NORTHAMPTON — Joining a chorus of others, the city’s Arts Council voted last week to sign on to demands by the group Northampton Abolition Now and support cuts to the city’s Police Department budget.
The demands ask for the immediate reallocation of $880,000 that was cut from the Police Department budget last year and creation of a new Department of Community Care. The demands supported by the Arts Council also include cutting the department’s budget by 50% in the coming fiscal year and reallocating money in a participatory budgeting process led by “people who have been most harmed by policing and state violence.”
A report by the city’s Policing Review Commission published last month recommends the city create and fund a Department of Community Care — a department independent of the police that would provide unarmed emergency responses, such as peer responses to mental health crises — in the coming fiscal year. The mayor has not said whether he will include funding for the Department of Community Care in his coming budget proposal.
Of the 11 voting members on the Arts Council, eight members voted to sign on, one member abstained, one member voted no and one was absent.
“Arts are supposed to be the foremost support of inclusion across the Valley,” said Arts Council member Kent Alexander. “Therefore, to make a stand in support of inclusion and safer neighborhoods and for all people is an important step forward for an arts council.”
Mayor David Narkewicz noted that while the appointed, volunteer board exists to fund and present community-based arts programming, “to the extent that they want to take public positions on other important city issues, I fully support that.”
Explaining why he voted to support Northampton Abolition Now’s demands, Alexander said, “number one, I think that policing is founded on slave patrols. This is my work, I’m an antiracist consultant … I give workshops on tracing the history of policing from slave patrols.”
Alexander said he would like to see funding redistributed. “I’d rather see money go into community health at this point than anything else,” he said.
Member Jesse Hassinger brought the idea to the group, and the council discussed the demands over several meetings, according to Danielle Amodeo, chairwoman of the council.
“Whenever a board member raises any issues,” Amodeo said, “anything that is in the scope of our work, we discuss it. … I think initially, there was some confusion as to why we would be involved. The question I kept getting asked was, how does this relate to the scope of our work?”
Amodeo pointed to the group’s equity statement, which she read at last week’s meeting, and states in part, “We affirm the need to redress historical inequities in the arts and cultural sector and commit to supporting equitable and inclusive practices through all aspects of our work.”
Thulani Davis, another member of the Arts Council who supported the demands, recounted a story about a negative interaction her family had with Northampton police.
“As a child who grew up here, in the arts, I do not yet see change, which is why I also wanted to get on this board, to advocate for what it means for the arts to make a difference for our community and for our people,” Davis said.

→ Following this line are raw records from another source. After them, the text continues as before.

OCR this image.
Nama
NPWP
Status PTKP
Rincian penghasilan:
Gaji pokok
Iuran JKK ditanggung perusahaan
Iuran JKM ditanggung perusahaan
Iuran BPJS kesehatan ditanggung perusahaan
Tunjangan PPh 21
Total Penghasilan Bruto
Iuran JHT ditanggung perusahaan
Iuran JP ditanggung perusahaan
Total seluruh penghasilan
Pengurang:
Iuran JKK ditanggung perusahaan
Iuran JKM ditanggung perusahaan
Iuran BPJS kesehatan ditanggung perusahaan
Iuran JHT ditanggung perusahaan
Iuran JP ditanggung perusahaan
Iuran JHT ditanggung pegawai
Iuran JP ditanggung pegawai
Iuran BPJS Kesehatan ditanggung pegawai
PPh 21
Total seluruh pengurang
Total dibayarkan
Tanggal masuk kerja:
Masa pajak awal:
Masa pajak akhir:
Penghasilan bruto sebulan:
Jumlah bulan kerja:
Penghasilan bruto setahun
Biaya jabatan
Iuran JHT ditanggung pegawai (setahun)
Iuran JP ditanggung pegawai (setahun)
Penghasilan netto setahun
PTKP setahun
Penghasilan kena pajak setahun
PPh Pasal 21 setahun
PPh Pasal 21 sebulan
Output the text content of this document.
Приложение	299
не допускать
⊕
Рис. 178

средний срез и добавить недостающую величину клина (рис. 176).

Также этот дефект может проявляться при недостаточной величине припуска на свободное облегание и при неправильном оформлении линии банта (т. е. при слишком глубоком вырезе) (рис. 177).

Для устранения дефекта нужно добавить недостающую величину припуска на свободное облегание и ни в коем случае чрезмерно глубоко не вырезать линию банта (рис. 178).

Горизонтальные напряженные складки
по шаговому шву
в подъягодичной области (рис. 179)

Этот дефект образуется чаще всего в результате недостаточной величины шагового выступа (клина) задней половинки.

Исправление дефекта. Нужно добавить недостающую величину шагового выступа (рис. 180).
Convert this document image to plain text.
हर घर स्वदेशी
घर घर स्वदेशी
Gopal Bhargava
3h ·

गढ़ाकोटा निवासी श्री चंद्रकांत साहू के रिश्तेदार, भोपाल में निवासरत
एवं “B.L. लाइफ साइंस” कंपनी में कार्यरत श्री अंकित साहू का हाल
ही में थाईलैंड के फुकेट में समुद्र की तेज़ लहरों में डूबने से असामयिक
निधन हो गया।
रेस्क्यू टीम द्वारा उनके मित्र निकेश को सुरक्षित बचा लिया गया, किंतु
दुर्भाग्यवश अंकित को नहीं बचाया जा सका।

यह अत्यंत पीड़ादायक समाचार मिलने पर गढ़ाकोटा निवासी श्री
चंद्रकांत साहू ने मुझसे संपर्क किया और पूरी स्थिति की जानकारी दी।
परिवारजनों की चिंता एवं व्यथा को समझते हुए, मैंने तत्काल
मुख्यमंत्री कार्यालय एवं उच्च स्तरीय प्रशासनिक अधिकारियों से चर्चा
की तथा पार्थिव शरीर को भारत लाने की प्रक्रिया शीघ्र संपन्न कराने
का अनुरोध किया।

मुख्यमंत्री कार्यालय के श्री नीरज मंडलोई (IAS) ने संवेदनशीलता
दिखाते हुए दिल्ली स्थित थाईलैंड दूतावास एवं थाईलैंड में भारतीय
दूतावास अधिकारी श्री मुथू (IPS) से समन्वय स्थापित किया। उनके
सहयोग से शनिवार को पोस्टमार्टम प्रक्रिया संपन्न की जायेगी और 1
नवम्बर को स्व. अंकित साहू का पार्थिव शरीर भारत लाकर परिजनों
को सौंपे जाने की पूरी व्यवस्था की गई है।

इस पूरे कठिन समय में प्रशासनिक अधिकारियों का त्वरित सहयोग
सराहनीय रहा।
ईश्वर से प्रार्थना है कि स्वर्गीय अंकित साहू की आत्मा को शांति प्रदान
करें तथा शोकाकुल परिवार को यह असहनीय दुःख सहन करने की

Member Freeman Stein cast the sole dissenting vote, though he told the council he supports the group’s goals. “I very much believe the desired outcome that NAN (Northampton Abolition Now) has is something that I can sign on to completely — or almost completely if not completely,” he said. “I don’t agree with the strategy.”
Amodeo voted to sign on. “I really believe that investing in community care is the thing that is going to help keep our community safe,” she said. “And I want to live in a Northampton where everyone is safe and everyone feels welcome and affirmed at no one’s expense.”
The Arts Council is the first city board or agency to sign on to the demands, Northampton Abolition Now said in a statement.
“It was so moving to hear such an outpouring of support from the board, and to see them collectively voice that supporting Black Lives Matter means supporting defunding the Northampton police by 50% this year,” Ya-Ping Douglass, an organizer with Northampton Abolition Now who spoke to the Arts Council, said in a statement.
Amodeo hopes other groups will sign on. “I hope that other boards will follow our lead or at least consider having a conversation with the folks at NAN,” she said.